Telly, love it or loathe it? I have a love/hate relationship with the telly. Mostly it's love, but then I'm very very picky picky about what I watch and think 75% of all programmes pander to the most basic levels of intellect, concentration, and worse, the lowest common denominator, Jeremy Kyle. His is a colosseum mentality, and it's one of the most appalling programmes on TV, it's like gladiatorial combat but nobody wins...except perhaps Jeremy.
So when I was reading the Catholic Herald, this totally splendiferous petition was mentioned by William Oddie. It's asking the Government to slap health warnings on TV programmes directed at children. And what a good idea. I'm supporting the great idea of health warnings.
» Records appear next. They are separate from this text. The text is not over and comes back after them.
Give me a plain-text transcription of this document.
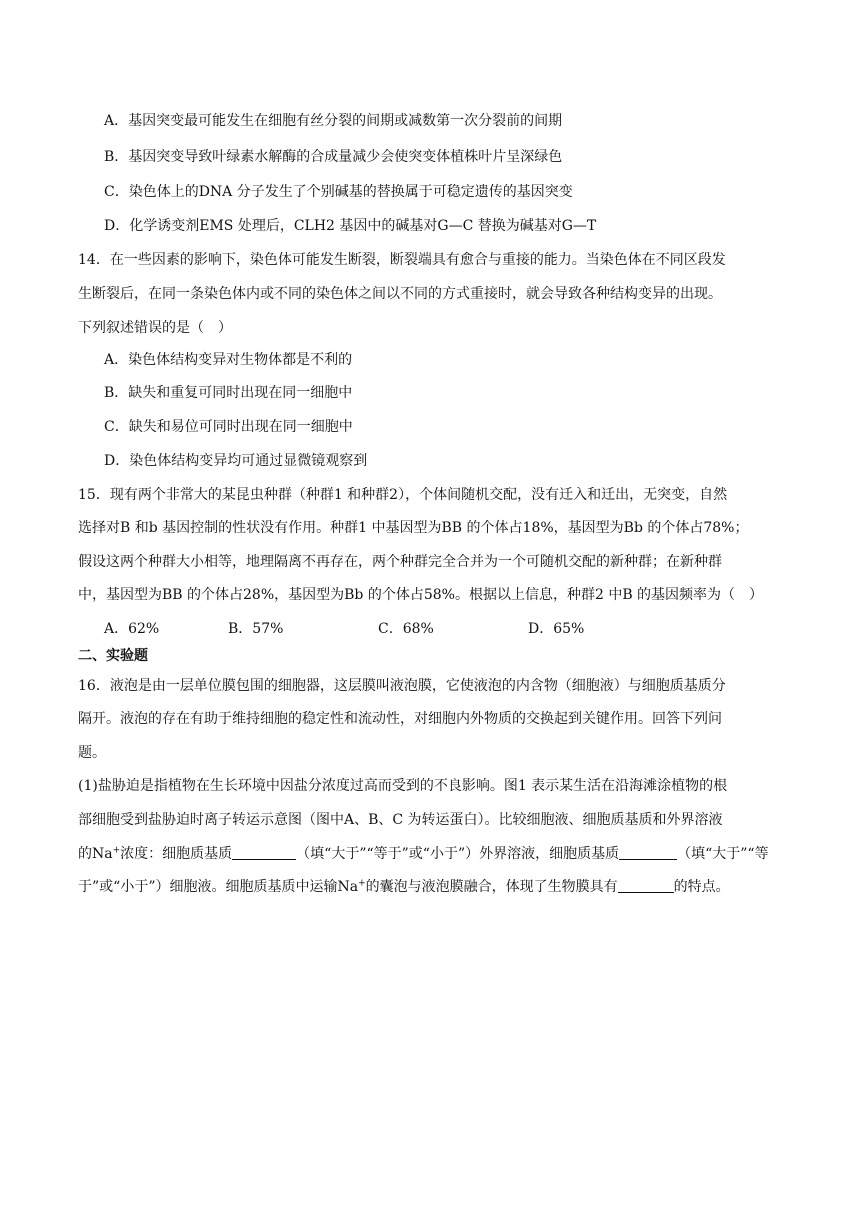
A．基因突变最可能发生在细胞有丝分裂的间期或减数第一次分裂前的间期
B．基因突变导致叶绿素水解酶的合成量减少会使突变体植株叶片呈深绿色
C．染色体上的DNA 分子发生了个别碱基的替换属于可稳定遗传的基因突变
D．化学诱变剂EMS 处理后，CLH2 基因中的碱基对G—C 替换为碱基对G—T
14．在一些因素的影响下，染色体可能发生断裂，断裂端具有愈合与重接的能力。当染色体在不同区段发
生断裂后，在同一条染色体内或不同的染色体之间以不同的方式重接时，就会导致各种结构变异的出现。
下列叙述错误的是（　）
A．染色体结构变异对生物体都是不利的
B．缺失和重复可同时出现在同一细胞中
C．缺失和易位可同时出现在同一细胞中
D．染色体结构变异均可通过显微镜观察到
15．现有两个非常大的某昆虫种群（种群1 和种群2），个体间随机交配，没有迁入和迁出，无突变，自然
选择对B 和b 基因控制的性状没有作用。种群1 中基因型为BB 的个体占18%，基因型为Bb 的个体占78%；
假设这两个种群大小相等，地理隔离不再存在，两个种群完全合并为一个可随机交配的新种群；在新种群
中，基因型为BB 的个体占28%，基因型为Bb 的个体占58%。根据以上信息，种群2 中B 的基因频率为（　）
A．62%	B．57%	C．68%	D．65%
二、实验题
16．液泡是由一层单位膜包围的细胞器，这层膜叫液泡膜，它使液泡的内含物（细胞液）与细胞质基质分
隔开。液泡的存在有助于维持细胞的稳定性和流动性，对细胞内外物质的交换起到关键作用。回答下列问
题。
(1)盐胁迫是指植物在生长环境中因盐分浓度过高而受到的不良影响。图1 表示某生活在沿海滩涂植物的根
部细胞受到盐胁迫时离子转运示意图（图中A、B、C 为转运蛋白）。比较细胞液、细胞质基质和外界溶液
的Na+浓度：细胞质基质	（填“大于”“等于”或“小于”）外界溶液，细胞质基质	（填“大于”“等
于”或“小于”）细胞液。细胞质基质中运输Na+的囊泡与液泡膜融合，体现了生物膜具有	的特点。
In a similar vein, round about now, with all the (bleurchh) Xmas advertising cranking up, we're going to be innundated with even more faux sex on every channel with ads, from M&S selling its knickers to those really dodgy perfume ads. Joop anyone? No, I thought not. Even an advert for shopping at your local Co-Op suggested that doing so left you more time for umm, well, you know, on a Saturday morning. Puh-leese! This kind of thing's so, well, tacky and almost subliminal in that we're all so oblivious to it most of the time. We can tune it out, but kids can't and don't, being little sponges when it comes to picking up information and behaviour from whatever source. Even if a programme seems ok, it might be diced up by some seriously inappropriate advertising. A slight tangent, even the cinema isn't immune. Off I trot to watch Tinker, Tailor, Soldier, Spy and before we get to the opening credits, there's an ad (which seemed to go on forever) by a well known contraceptive manufacturer who seems to be expanding its range, and comprehensively told us about it, illustrated by a series of smiling bed-head couples. Now, ok, the film was a 15 (!) but this is just another example of how low things have got.
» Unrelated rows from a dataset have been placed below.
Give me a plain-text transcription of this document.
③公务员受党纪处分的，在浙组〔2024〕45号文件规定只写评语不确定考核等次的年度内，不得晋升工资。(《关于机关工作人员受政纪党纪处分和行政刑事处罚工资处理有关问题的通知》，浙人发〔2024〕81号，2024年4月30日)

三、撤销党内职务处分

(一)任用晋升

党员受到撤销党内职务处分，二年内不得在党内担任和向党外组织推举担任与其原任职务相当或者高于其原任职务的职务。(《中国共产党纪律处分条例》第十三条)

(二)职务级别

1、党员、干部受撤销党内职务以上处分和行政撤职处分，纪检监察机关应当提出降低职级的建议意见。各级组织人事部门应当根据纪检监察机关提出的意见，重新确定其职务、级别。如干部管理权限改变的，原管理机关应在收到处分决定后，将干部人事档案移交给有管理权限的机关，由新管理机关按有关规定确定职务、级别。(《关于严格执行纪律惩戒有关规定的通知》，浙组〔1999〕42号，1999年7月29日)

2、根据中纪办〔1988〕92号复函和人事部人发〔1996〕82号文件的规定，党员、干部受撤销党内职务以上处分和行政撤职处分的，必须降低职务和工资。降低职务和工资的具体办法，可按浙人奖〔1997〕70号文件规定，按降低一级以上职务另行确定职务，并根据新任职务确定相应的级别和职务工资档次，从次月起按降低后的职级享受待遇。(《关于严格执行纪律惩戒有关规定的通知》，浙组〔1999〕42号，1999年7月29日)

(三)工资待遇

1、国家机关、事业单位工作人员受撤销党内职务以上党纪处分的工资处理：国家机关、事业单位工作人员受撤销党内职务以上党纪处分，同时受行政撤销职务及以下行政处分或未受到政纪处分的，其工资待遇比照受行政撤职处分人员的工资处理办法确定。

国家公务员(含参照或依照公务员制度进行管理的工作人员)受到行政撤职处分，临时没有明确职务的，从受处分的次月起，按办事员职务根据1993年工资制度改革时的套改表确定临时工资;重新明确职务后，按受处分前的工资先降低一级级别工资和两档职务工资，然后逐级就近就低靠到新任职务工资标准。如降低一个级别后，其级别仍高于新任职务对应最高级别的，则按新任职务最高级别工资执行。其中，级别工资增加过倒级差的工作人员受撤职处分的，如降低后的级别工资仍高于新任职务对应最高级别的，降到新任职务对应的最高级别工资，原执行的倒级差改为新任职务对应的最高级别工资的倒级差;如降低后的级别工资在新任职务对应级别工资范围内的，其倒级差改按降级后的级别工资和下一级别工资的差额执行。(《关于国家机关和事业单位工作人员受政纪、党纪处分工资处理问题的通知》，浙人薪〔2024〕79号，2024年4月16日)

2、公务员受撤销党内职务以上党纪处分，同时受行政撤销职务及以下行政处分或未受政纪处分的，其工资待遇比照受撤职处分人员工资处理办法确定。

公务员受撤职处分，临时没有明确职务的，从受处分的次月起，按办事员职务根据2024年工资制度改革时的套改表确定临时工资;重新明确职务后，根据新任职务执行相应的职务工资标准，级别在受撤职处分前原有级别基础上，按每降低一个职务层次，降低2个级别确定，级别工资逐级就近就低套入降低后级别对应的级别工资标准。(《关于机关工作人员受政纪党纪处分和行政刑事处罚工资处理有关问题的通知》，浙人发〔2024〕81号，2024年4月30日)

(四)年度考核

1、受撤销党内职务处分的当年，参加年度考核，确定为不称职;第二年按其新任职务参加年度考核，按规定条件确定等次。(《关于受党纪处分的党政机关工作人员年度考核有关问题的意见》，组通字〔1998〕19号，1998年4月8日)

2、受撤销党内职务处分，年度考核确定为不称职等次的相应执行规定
Completely in agreement with you in respect of the petition. Also your remarks on the content of many programmes. Talking of the name 'Jeremy', Paxman also enters the lists. He is an outstanding exemplar of modern TV 'manners'. He is the world's worst interrupter - watch him in action in discussion programmes. This overly combative style of 'interviewing' or 'discussing' is now the norm. Can I ask if you have a 'catch-up TV' facility? If so, you will find that if you forego the very first chance to see your fave programme, watching it on catch-up will be advert-free.
Annie a great piece it should be rquired reading for those who think there is no other way but "filth" you have echoed what a lot of us feel.More power to your quill.
david, you mention "those who think there is no other way but 'filth'". Presumably they would be filth columnists?